The IBM SP machine is equipped with 4 nodes with 4 Power3 processors, running at 332 MHz and having at least 1 GB of shared system memory and 32 GB of disk space, and with 8 nodes with 2 Power3 processors (optimized for floating point operations), running at 200 MHz and having at least 1 GB of shared system memory and 16 GB of disk space. The processors, running AIX 4.3 operating system, are interconnected with SPS (super performance switch). The communication is based on MPI built on the top of the native MPL message passing library.
The PC cluster consists of four Dell 610 workstations, each equipped with two processors. Two workstations contain dual PII Xeon processors at 450 MHz with 512 MB of shared system memory and the other two comprise dual PII Xeon processors at 400 MHz with 512 MB of shared memory. The workstations are connected by Fast Ethernet 100 Mb network using 3Com Superstack II switch.

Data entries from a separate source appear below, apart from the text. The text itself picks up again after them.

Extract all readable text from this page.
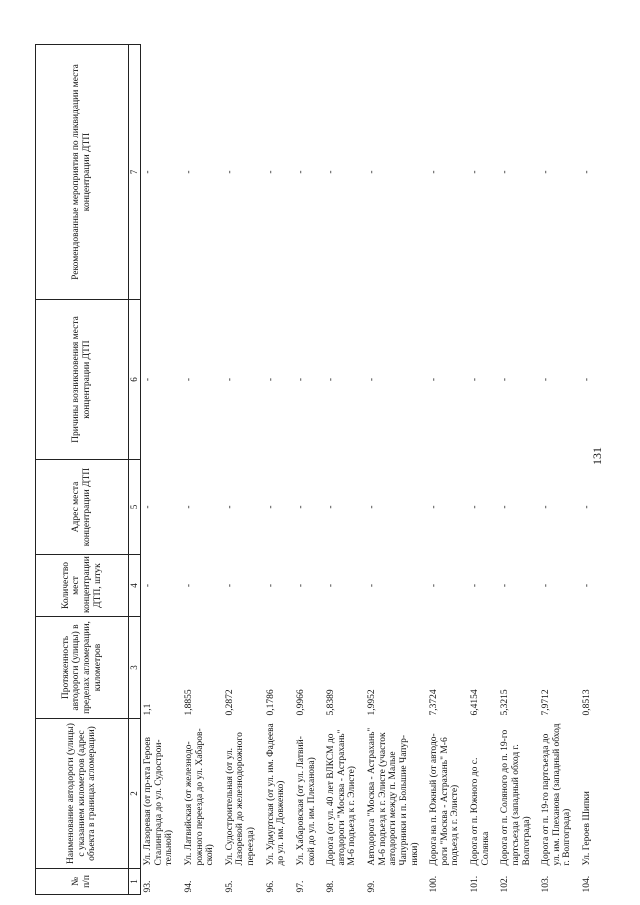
131
№ п/п	Наименование автодороги (улицы) с указанием километров (адрес объекта в границах агломерации)	Протяженность автодороги (улицы) в пределах агломерации, километров	Количество мест концентрации ДТП, штук	Адрес места концентрации ДТП	Причины возникновения места концентрации ДТП	Рекомендованные мероприятия по ликвидации места концентрации ДТП
1	2	3	4	5	6	7
93.	Ул. Лазоревая (от пр-кта Героев Сталинграда до ул. Судострои-тельной)	1,1	-	-	-	-
94.	Ул. Латвийская (от железнодо-рожного переезда до ул. Хабаров-ской)	1,8855	-	-	-	-
95.	Ул. Судостроительная (от ул. Лазоревой до железнодорожного переезда)	0,2872	-	-	-	-
96.	Ул. Удмуртская (от ул. им. Фадеева до ул. им. Довженко)	0,1786	-	-	-	-
97.	Ул. Хабаровская (от ул. Латвий-ской до ул. им. Плеханова)	0,9966	-	-	-	-
98.	Дорога (от ул. 40 лет ВЛКСМ до автодороги "Москва - Астрахань" М-6 подъезд к г. Элисте)	5,8389	-	-	-	-
99.	Автодорога "Москва - Астрахань" М-6 подъезд к г. Элисте (участок автодороги между п. Малые Чапурники и п. Большие Чапур-ники)	1,9952	-	-	-	-
100.	Дорога на п. Южный (от автодо-роги "Москва - Астрахань" М-6 подъезд к г. Элисте)	7,3724	-	-	-	-
101.	Дорога от п. Южного до с. Солянка	6,4154	-	-	-	-
102.	Дорога от п. Соляного до п. 19-го партсъезда (западный обход г. Волгограда)	5,3215	-	-	-	-
103.	Дорога от п. 19-го партсъезда до ул. им. Плеханова (западный обход г. Волгограда)	7,9712	-	-	-	-
104.	Ул. Героев Шипки	0,8513	-	-	-	-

All workstations can be running either Windows NT 4.0 operating system, in which case the communication is based on MPI/Pro for Windows NT that supports both the distributed and shared memory communication, or under Linux 6.x operating system with public domain MPICH message passing library.
Note that both platforms represent heterogeneous parallel computing platforms with the combination of shared and distributed memory.
The parallel performance is presented on two uniform meshes of a mechanical part (see Figure 1) comprising 162.300 and 524.979 nodes, respectively. Since the master and slaves parallel computing scheme has been adopted, a separate processor must be allocated for the master process. Note however that the master processor has not been considered in the evaluation of the speedup and efficiency. This is affordable only on IBM SP machine where master process can be running together with one slave process on the same processor without impact on the performance. Similar experiments on PC cluster however revealed a considerable degradation of the performance. The execution times and speedups for the presented example and hardware and software platforms are summarized in Figures 2 and 3. Note that the heterogeneity of the PC cluster is not taken into account in the current implementation and that the speedup is always evaluated using the single processor time obtained on the Xeon PII 450 MHz processor. It is evident that for large enough problems the speedup profiles on IBM SP and the PC cluster are quite similar while for smaller problems faster degradation occurs on the PC cluster due to the slower Ethernet based communication. The worst speedup profile is always evidenced on the PC cluster under Linux, clearly due to the lack of shared memory communication support. However, the elapsed times on the PC cluster are shorter compared to IBM SP for smaller number of processors and almost identical for larger number of processors.